25 novembre (Fondation Thomson Reuters) – La France est divisée sur les projets d’interdiction des tests de virginité, certains militants qualifiant la procédure de barbare et d’autres mettant en garde contre les répercussions violentes pour certaines femmes musulmanes.

Selon l’Organisation mondiale de la santé (OMS), les femmes d’au moins 20 pays sont soumises à des tests de virginité, parfois de force, car les familles, les amants ou les employeurs potentiels les utilisent pour évaluer leur vertu, leur honneur ou leur valeur sociale.

En Europe, les tests sont délivrés en Belgique, aux Pays-Bas, en Grande-Bretagne, en Suède et en Espagne, selon l’OMS.

En France, il est le plus couramment utilisé par les musulmans et aussi par certaines familles roms qui veulent une preuve de virginité avant le mariage.

Les Nations Unies affirment que le test est douloureux, inexact et une violation des droits de l’homme, sans place dans la société moderne.

Mais tout le monde n’est pas d’accord, certains experts prédisant des retombées involontaires de l’interdiction proposée par la France, qui fait partie d’un projet de loi plus large sur le séparatisme islamique qui doit être présenté au parlement le mois prochain.

Les médecins disent que cela pourrait signifier que les femmes paient des frais excessifs pour des tests illégaux ou risquent des répercussions violentes de la part de membres de leur famille, de partenaires ou de beaux-parents putatifs si elles manquent de preuves.

« Pénaliser les médecins, c’est fermer la seule porte aux patientes, où elles auraient pu trouver de l’aide et des conseils », a déclaré Ghada Hatem-Gantzer, gynécologue à Paris et médecin-chef à la Maison des femmes, un refuge local pour femmes victimes de violence.

« Cela favorise sans aucun doute un marché noir pour les certificats que les pharmacies douteuses factureront cher », a-t-elle déclaré à la Fondation Thomson Reuters.

Avant de délivrer un certificat de virginité, un médecin inspecte généralement l’hymen d’une femme – le tissu fin qui peut recouvrir partiellement son vagin – en vérifiant s’il y a des déchirures ou en mesurant l’ouverture.

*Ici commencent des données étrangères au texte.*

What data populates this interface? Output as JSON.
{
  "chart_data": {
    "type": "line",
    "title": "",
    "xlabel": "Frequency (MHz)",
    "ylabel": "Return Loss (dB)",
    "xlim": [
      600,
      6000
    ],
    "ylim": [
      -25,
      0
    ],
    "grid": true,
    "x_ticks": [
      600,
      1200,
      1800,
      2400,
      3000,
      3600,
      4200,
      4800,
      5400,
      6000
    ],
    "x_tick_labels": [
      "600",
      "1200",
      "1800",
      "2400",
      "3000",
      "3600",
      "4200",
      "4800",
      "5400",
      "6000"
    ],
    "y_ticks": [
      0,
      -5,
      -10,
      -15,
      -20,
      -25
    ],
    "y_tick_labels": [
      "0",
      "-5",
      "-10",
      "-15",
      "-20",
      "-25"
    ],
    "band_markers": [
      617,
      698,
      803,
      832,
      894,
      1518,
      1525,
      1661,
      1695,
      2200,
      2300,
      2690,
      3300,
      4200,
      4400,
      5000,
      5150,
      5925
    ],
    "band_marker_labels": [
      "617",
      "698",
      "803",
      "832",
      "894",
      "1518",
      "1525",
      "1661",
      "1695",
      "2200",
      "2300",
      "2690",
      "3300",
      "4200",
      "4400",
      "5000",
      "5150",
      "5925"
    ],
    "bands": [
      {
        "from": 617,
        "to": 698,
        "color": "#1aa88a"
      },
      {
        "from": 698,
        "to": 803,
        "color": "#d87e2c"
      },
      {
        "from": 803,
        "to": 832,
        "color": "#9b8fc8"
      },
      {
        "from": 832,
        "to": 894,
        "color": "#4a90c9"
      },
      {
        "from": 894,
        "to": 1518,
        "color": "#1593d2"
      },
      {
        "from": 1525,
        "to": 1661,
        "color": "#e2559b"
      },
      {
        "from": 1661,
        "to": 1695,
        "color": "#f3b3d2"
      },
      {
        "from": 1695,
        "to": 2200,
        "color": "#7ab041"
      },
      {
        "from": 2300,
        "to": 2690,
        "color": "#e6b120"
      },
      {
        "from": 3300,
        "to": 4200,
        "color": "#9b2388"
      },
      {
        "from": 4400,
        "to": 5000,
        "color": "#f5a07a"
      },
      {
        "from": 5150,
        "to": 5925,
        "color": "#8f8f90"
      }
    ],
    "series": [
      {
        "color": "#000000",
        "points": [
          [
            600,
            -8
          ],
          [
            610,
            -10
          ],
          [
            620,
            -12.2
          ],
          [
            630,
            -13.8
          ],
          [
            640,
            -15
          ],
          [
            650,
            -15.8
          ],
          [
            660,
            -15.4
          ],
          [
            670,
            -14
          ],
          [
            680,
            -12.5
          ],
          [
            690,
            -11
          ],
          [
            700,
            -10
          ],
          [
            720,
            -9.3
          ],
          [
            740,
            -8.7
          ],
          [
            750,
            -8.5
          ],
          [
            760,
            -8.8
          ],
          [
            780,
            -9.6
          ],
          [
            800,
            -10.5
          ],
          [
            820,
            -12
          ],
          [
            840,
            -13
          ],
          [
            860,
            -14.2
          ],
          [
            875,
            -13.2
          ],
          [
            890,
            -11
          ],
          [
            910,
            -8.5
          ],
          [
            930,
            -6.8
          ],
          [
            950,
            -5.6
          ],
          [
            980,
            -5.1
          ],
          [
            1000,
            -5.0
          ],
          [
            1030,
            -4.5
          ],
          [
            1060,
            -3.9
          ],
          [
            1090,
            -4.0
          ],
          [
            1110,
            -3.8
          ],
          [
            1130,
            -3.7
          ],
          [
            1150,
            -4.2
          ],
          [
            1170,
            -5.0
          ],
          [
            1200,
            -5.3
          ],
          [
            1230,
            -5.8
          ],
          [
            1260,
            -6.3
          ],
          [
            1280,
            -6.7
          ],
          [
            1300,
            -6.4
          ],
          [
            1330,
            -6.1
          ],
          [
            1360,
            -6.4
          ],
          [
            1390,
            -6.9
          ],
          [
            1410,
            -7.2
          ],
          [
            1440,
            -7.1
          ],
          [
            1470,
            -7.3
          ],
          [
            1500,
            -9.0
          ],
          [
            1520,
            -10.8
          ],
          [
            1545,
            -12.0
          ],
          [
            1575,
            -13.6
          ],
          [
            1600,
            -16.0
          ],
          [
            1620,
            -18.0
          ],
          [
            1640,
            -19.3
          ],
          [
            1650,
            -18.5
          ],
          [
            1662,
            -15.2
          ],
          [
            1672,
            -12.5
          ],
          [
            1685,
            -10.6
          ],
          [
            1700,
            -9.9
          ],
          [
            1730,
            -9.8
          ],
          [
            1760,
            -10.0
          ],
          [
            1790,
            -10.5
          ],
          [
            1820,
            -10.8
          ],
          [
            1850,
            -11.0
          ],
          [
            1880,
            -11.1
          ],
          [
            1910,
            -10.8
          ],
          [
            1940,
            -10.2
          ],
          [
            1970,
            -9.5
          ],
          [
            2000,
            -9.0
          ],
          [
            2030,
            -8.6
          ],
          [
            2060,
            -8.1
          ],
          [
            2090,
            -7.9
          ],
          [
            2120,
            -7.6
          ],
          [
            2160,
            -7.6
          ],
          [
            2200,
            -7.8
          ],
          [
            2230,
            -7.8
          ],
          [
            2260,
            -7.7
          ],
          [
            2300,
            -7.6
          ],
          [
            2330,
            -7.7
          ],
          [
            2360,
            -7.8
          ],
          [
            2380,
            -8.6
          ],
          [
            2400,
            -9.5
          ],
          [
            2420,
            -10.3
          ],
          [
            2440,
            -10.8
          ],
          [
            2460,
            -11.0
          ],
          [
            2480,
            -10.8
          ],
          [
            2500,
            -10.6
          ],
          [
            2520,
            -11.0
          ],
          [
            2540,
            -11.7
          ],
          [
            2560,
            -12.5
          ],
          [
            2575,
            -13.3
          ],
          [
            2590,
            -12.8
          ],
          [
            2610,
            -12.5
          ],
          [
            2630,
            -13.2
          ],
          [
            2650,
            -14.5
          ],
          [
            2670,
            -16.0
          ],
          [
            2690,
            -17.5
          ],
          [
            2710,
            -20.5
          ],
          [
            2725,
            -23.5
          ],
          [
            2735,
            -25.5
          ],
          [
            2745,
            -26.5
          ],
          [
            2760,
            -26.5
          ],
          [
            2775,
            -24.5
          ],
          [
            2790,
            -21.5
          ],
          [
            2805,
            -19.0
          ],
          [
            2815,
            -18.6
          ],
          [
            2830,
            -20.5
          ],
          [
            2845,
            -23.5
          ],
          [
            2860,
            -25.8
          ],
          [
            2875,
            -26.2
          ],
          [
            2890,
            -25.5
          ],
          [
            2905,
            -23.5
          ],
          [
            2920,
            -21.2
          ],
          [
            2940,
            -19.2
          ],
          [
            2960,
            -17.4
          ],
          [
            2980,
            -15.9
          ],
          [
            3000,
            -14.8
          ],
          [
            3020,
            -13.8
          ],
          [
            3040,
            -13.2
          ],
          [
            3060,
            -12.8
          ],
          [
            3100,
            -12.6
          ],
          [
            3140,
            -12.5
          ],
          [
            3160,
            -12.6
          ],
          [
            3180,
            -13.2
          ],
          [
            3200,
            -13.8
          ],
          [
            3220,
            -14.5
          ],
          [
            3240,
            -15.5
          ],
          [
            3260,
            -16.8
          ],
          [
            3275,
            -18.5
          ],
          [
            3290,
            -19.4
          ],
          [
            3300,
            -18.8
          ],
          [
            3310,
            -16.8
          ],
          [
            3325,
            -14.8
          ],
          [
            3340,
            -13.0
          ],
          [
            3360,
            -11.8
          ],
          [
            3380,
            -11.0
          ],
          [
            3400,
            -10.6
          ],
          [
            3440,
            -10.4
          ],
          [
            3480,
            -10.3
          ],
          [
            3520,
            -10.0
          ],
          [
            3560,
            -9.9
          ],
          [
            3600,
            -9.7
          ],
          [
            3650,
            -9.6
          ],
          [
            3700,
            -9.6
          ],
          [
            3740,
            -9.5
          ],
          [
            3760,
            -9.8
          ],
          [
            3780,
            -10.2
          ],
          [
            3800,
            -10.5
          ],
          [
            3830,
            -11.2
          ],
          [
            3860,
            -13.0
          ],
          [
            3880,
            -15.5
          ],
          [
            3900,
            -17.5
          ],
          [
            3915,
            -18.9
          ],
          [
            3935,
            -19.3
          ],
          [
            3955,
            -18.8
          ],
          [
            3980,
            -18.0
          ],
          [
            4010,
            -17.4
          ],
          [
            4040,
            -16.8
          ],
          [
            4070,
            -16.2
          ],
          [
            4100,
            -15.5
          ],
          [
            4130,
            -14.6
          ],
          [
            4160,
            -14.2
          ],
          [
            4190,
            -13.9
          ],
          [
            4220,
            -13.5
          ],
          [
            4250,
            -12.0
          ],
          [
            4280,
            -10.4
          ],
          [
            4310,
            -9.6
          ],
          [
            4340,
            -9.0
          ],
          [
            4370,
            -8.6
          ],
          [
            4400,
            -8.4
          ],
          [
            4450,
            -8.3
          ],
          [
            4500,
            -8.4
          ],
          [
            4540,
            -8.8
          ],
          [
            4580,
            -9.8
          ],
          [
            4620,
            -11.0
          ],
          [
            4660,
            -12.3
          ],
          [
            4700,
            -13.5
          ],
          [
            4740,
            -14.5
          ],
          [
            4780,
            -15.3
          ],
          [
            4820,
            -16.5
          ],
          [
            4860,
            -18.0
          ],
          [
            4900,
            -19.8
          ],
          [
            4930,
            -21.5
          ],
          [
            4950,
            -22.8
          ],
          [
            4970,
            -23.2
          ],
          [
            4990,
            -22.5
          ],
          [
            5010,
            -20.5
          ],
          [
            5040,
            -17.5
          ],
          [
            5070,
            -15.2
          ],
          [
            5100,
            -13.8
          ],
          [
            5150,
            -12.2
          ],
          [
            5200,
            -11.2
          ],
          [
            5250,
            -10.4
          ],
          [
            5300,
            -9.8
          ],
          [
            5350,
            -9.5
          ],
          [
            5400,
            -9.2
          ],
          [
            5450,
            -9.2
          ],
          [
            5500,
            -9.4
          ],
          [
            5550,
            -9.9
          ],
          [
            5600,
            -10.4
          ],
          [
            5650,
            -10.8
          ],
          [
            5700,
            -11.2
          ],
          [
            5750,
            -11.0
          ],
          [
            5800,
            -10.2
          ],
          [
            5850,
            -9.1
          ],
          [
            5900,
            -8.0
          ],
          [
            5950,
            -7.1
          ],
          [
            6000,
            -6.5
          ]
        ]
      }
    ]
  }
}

On ne sait pas combien de tests sont effectués chaque année, mais les médecins disent qu’ils contrôlent principalement les adolescentes ou les jeunes femmes, souvent sous la pression familiale.

« Il n’y a pas de données, officielles ou non, sur le nombre de demandes de certificats de virginité », a déclaré Martine Hatchuel, une autre gynécologue basée à Paris.

« Personnellement, j’ai environ deux à quatre demandes par an… presque toujours de très jeunes filles amenées par leurs mères. »

Les médecins disent que les femmes célibataires craignent d’être rejetées si elles ne peuvent pas montrer un certificat aux familles où les attentes traditionnelles en matière de genre prévalent en matière de relations sexuelles avant le mariage.

« Leur motivation est toujours : ‘ce sont mes parents/ma belle-famille/ma belle-famille qui l’exigent, si ça ne tenait qu’à moi je ne demanderais rien' », a déclaré Hatem-Gantzer.

Mais elle a dit que les filles et les jeunes femmes qui venaient la voir étaient unanimes pour déclarer : « ‘Je ne veux pas rester une vieille fille' ».

LES MUSULMANS

Le gouvernement français ne collecte pas de telles données, mais des groupes de réflexion et des groupes statistiques affirment que la France compte la plus grande minorité musulmane d’Europe : environ 5 millions, soit 7 à 8 % de la population.

Les certificats de virginité peuvent aider à protéger les femmes soupçonnées d’avoir des relations sexuelles illicites contre d’éventuelles représailles, a déclaré Liza Hammer du Collectif Nta Rajel, un collectif féministe français pour les émigrées nord-africaines.

« Si vous voulez régler ce problème, les femmes doivent être prises en charge, et non empêchées d’avoir un morceau de papier dont elles ont besoin pour sauver leur vie », a-t-elle déclaré.

En vertu d’un projet de loi, le président Emmanuel Macron propose un an de prison et une amende de 15 000 euros (17 875 $) pour tout professionnel de la santé qui délivre un certificat de virginité.

Les règles font partie d’une législation visant à renforcer les valeurs laïques et à lutter contre ce que Macron appelle un « séparatisme islamiste » qui, selon lui, menace d’envahir certaines communautés.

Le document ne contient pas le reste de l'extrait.